Cih, apa semua pria seperti ini yang disukai Nacita. Penuh dengan kata-kata manis di bibirnya. "Saya ingin meminta Anda menjadi dosen pembimbing tugas akhir jika berkenan,"ucapku tanpa tedeng aling-aling membuatnya mengerutkan keningnya bingung. "Oh iya bisa Dek. Sudah ada ide?,"tanya Alvin aneh. Yang benar saja. Bahkan orang buta juga tau aku tengah membawa kertas.

"Saya sudah mencoba menulis sampai bab 2. Mohon dikoreksi adapun alasannya sudah saya sertakan di sini,"ucapku menyerahkan semua kertas yang ku bawa. "Silahkan tulis nama dan nomornya. Nanti saya hubungi untuk konsultasi berikutnya ya,"ucap Alvin menarik senyum khas seperti semua mantan Nacita. Meninggalkan ruangan tanpa banyak kata sepertinya aku membuat keputusan yang salah dengan memilih pria yang 'ramah' sebagai dosen pembimbing ku.
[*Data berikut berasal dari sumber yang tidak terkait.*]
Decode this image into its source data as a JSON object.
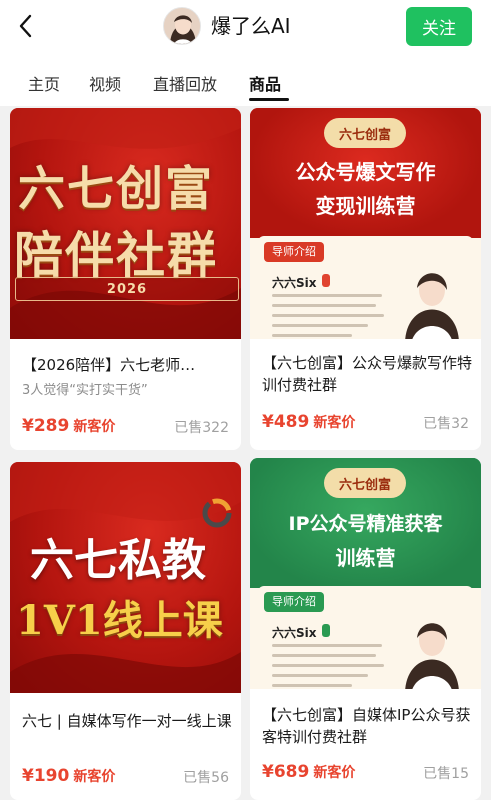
{
  "header": {
    "back_icon": "chevron-left-icon",
    "channel_name": "爆了么AI",
    "follow_label": "关注"
  },
  "tabs": [
    {
      "label": "主页",
      "active": false
    },
    {
      "label": "视频",
      "active": false
    },
    {
      "label": "直播回放",
      "active": false
    },
    {
      "label": "商品",
      "active": true
    }
  ],
  "colors": {
    "follow_green": "#1fc160",
    "price_red": "#e8442f",
    "poster_red": "#b4150f",
    "poster_green": "#2a9a52"
  },
  "products": [
    {
      "poster": {
        "line1": "六七创富",
        "line2": "陪伴社群",
        "year": "2026"
      },
      "title": "【2026陪伴】六七老师…",
      "subtitle": "3人觉得“实打实干货”",
      "price": "¥289",
      "price_tag": "新客价",
      "sold": "已售322"
    },
    {
      "poster": {
        "brand": "六七创富",
        "headline_1": "公众号爆文写作",
        "headline_2": "变现训练营",
        "mentor_tag": "导师介绍",
        "mentor_name": "六六Six"
      },
      "title": "【六七创富】公众号爆款写作特训付费社群",
      "price": "¥489",
      "price_tag": "新客价",
      "sold": "已售32"
    },
    {
      "poster": {
        "line1": "六七私教",
        "line2": "1V1线上课"
      },
      "title": "六七 | 自媒体写作一对一线上课",
      "price": "¥190",
      "price_tag": "新客价",
      "sold": "已售56"
    },
    {
      "poster": {
        "brand": "六七创富",
        "headline_1": "IP公众号精准获客",
        "headline_2": "训练营",
        "mentor_tag": "导师介绍",
        "mentor_name": "六六Six"
      },
      "title": "【六七创富】自媒体IP公众号获客特训付费社群",
      "price": "¥689",
      "price_tag": "新客价",
      "sold": "已售15"
    }
  ]
}
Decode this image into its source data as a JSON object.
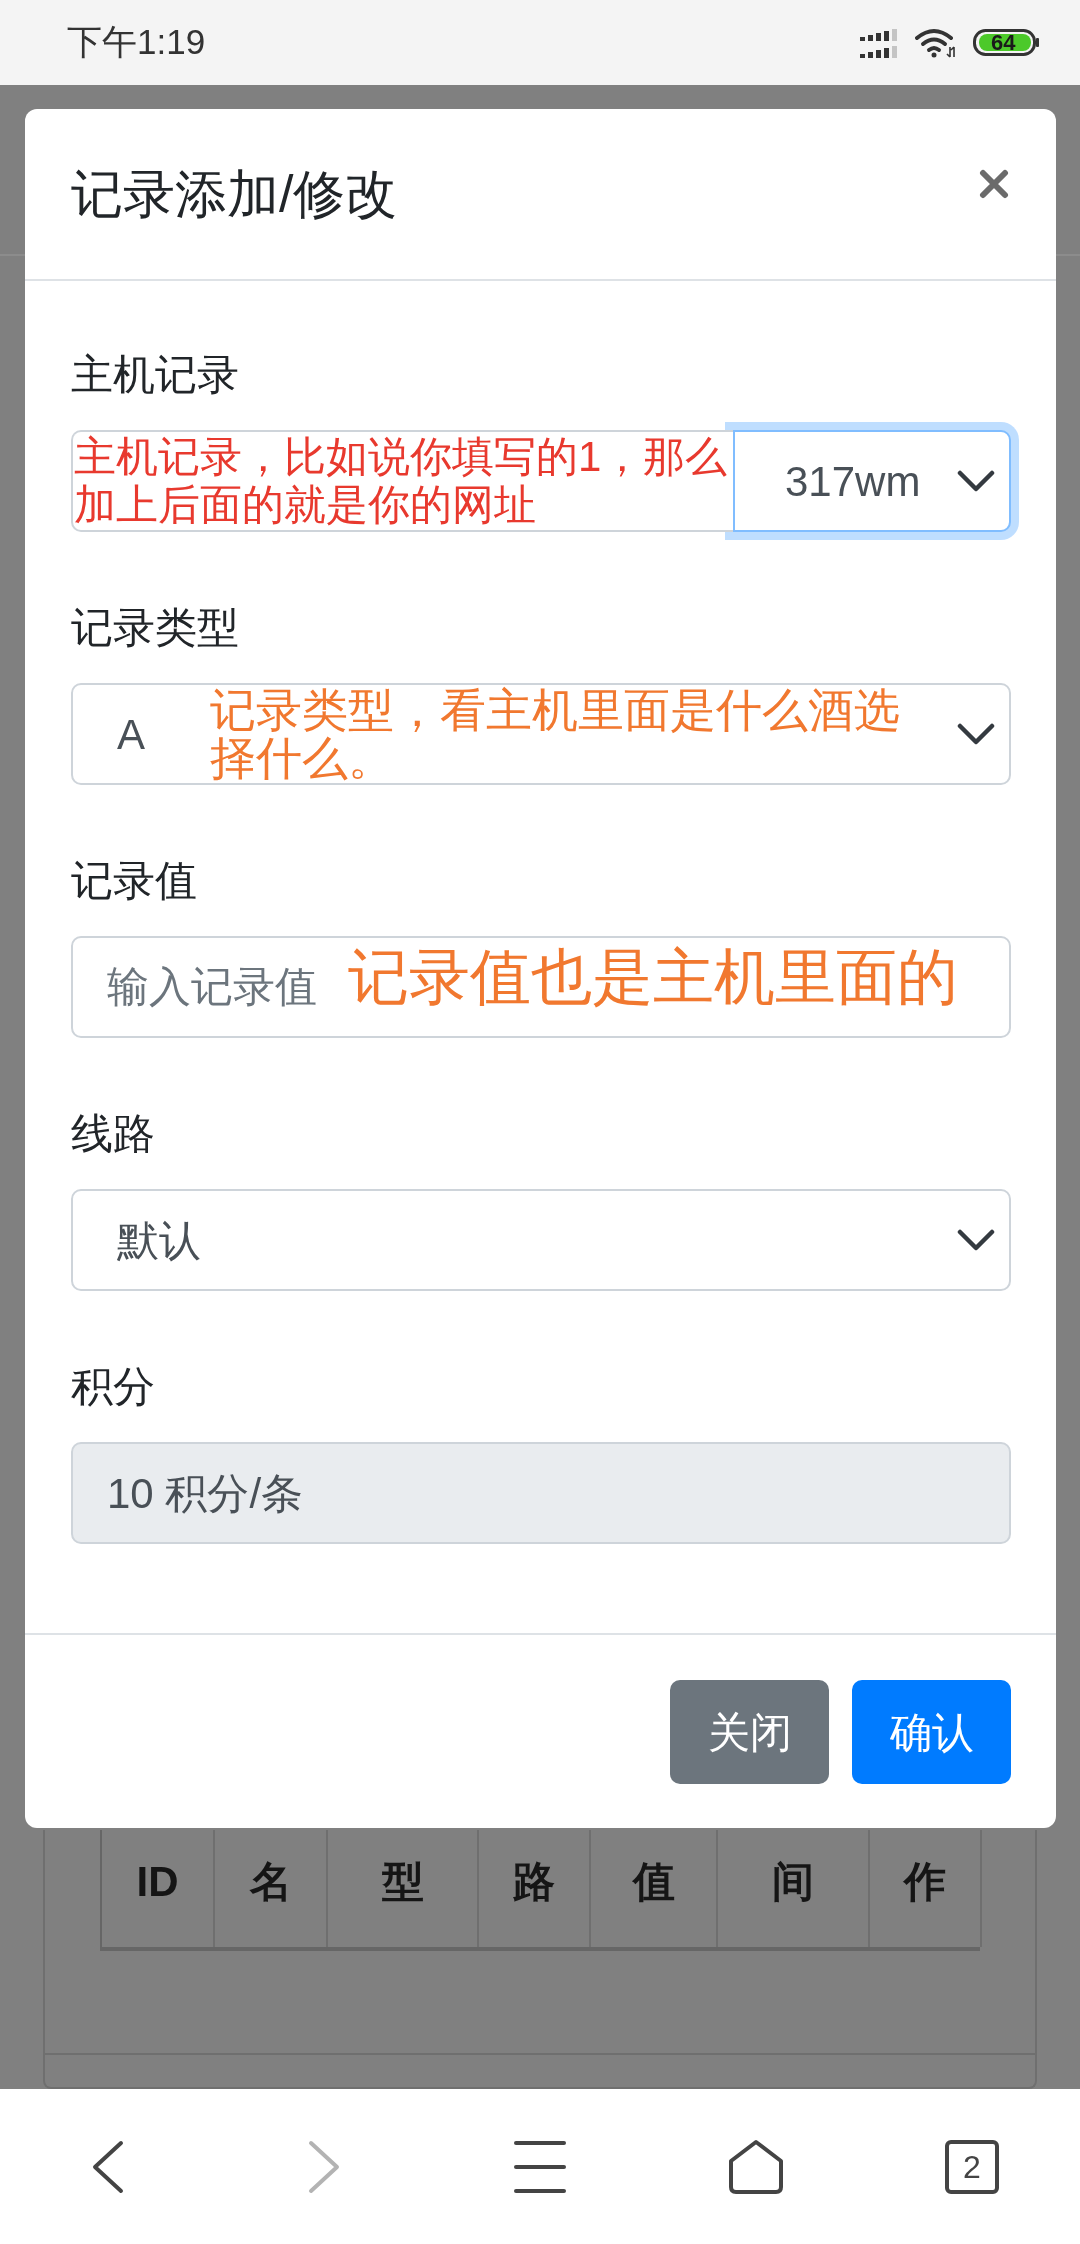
{
  "status_bar": {
    "time": "下午1:19",
    "battery": "64"
  },
  "modal": {
    "title": "记录添加/修改",
    "fields": [
      {
        "kind": "input_group",
        "label": "主机记录",
        "value": "317wm",
        "focused": true,
        "annotation": {
          "text": "主机记录，比如说你填写的1，那么加上后面的就是你的网址",
          "color": "#e8392e"
        }
      },
      {
        "kind": "select",
        "label": "记录类型",
        "value": "A",
        "focused": false,
        "annotation": {
          "text": "记录类型，看主机里面是什么酒选择什么。",
          "color": "#f1782f"
        }
      },
      {
        "kind": "input",
        "label": "记录值",
        "placeholder": "输入记录值",
        "focused": false,
        "annotation": {
          "text": "记录值也是主机里面的",
          "color": "#f1782f"
        }
      },
      {
        "kind": "select",
        "label": "线路",
        "value": "默认",
        "focused": false
      },
      {
        "kind": "readonly",
        "label": "积分",
        "value": "10 积分/条",
        "focused": false
      }
    ],
    "buttons": [
      {
        "kind": "secondary",
        "label": "关闭"
      },
      {
        "kind": "primary",
        "label": "确认"
      }
    ]
  },
  "background_table": {
    "columns": [
      "ID",
      "名",
      "型",
      "路",
      "值",
      "间",
      "作"
    ]
  },
  "bottom_nav": [
    {
      "kind": "back",
      "disabled": false
    },
    {
      "kind": "forward",
      "disabled": true
    },
    {
      "kind": "menu",
      "disabled": false
    },
    {
      "kind": "home",
      "disabled": false
    },
    {
      "kind": "tabs",
      "disabled": false,
      "count": "2"
    }
  ]
}
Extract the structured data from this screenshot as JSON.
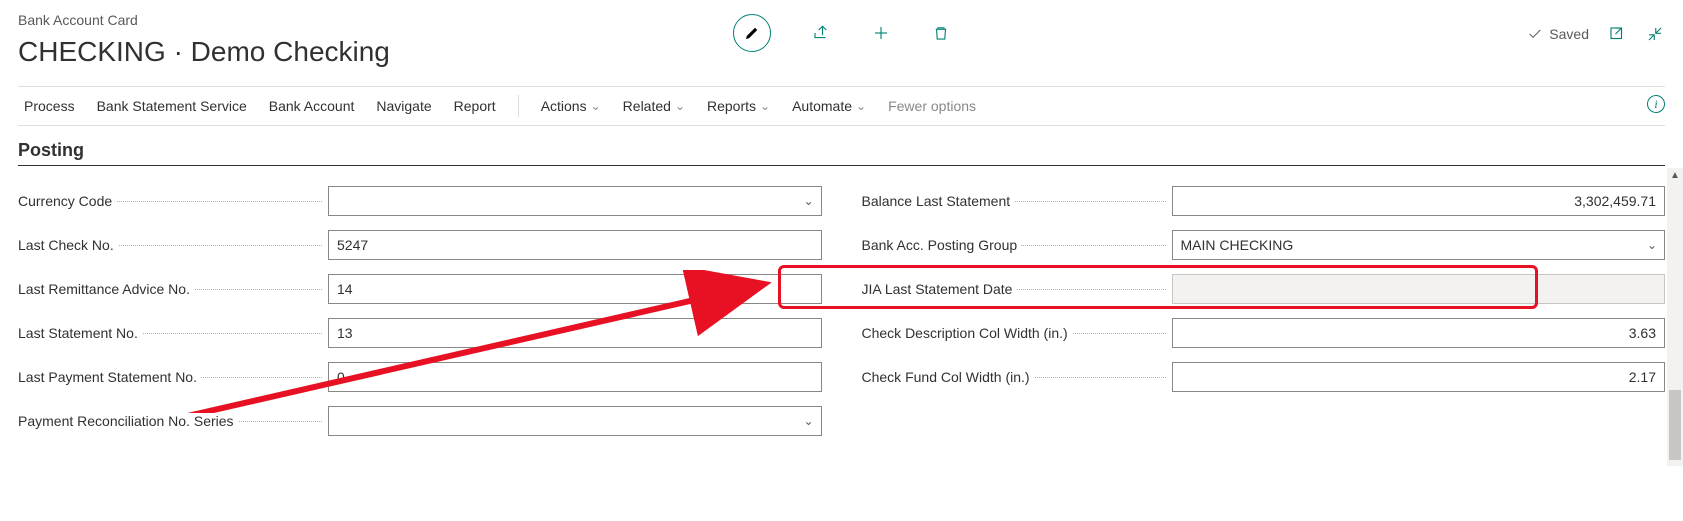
{
  "header": {
    "breadcrumb": "Bank Account Card",
    "title": "CHECKING · Demo Checking",
    "saved_label": "Saved"
  },
  "toolbar": {
    "process": "Process",
    "bank_statement_service": "Bank Statement Service",
    "bank_account": "Bank Account",
    "navigate": "Navigate",
    "report": "Report",
    "actions": "Actions",
    "related": "Related",
    "reports": "Reports",
    "automate": "Automate",
    "fewer_options": "Fewer options"
  },
  "section": {
    "posting": "Posting"
  },
  "fields": {
    "currency_code": {
      "label": "Currency Code",
      "value": ""
    },
    "last_check_no": {
      "label": "Last Check No.",
      "value": "5247"
    },
    "last_remittance_advice_no": {
      "label": "Last Remittance Advice No.",
      "value": "14"
    },
    "last_statement_no": {
      "label": "Last Statement No.",
      "value": "13"
    },
    "last_payment_statement_no": {
      "label": "Last Payment Statement No.",
      "value": "0"
    },
    "payment_reconciliation_no_series": {
      "label": "Payment Reconciliation No. Series",
      "value": ""
    },
    "balance_last_statement": {
      "label": "Balance Last Statement",
      "value": "3,302,459.71"
    },
    "bank_acc_posting_group": {
      "label": "Bank Acc. Posting Group",
      "value": "MAIN CHECKING"
    },
    "jia_last_statement_date": {
      "label": "JIA Last Statement Date",
      "value": ""
    },
    "check_description_col_width": {
      "label": "Check Description Col Width (in.)",
      "value": "3.63"
    },
    "check_fund_col_width": {
      "label": "Check Fund Col Width (in.)",
      "value": "2.17"
    }
  }
}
Akh sudahlah. Tidak juga ku selesaikan tugas akhir itu. "Kencana ayo ke pantai besok,"ajak seorang gadis berambut coklat menghampiri ku. "Untuk apa?,"tanyaku. "Biar aku aja. Ken ayo ke pantai ya,"ucap Nacita membuatku memutar bola mata malas. Pasti hanya kegiatan membuang waktu dengan tertawa di pesisir air. Tenggelam.

Tidak terlalu menyakitkan mati tenggelam, hanya menyiksa saja. "Ken,"panggil Nacita membangunkan dari lamunan. "Dengan siapa?,"tanyaku. "Eh siapa yang mau bawa Kencana,"tanya Reva begitu heboh. Apa hebatnya pergi ke pantai? "Kencana sama aku aja ya,"tawar Adrian semarak. "Gimana Ken?,"tanya Nacita hanya ku angguki singkat sebelum berlalu pulang.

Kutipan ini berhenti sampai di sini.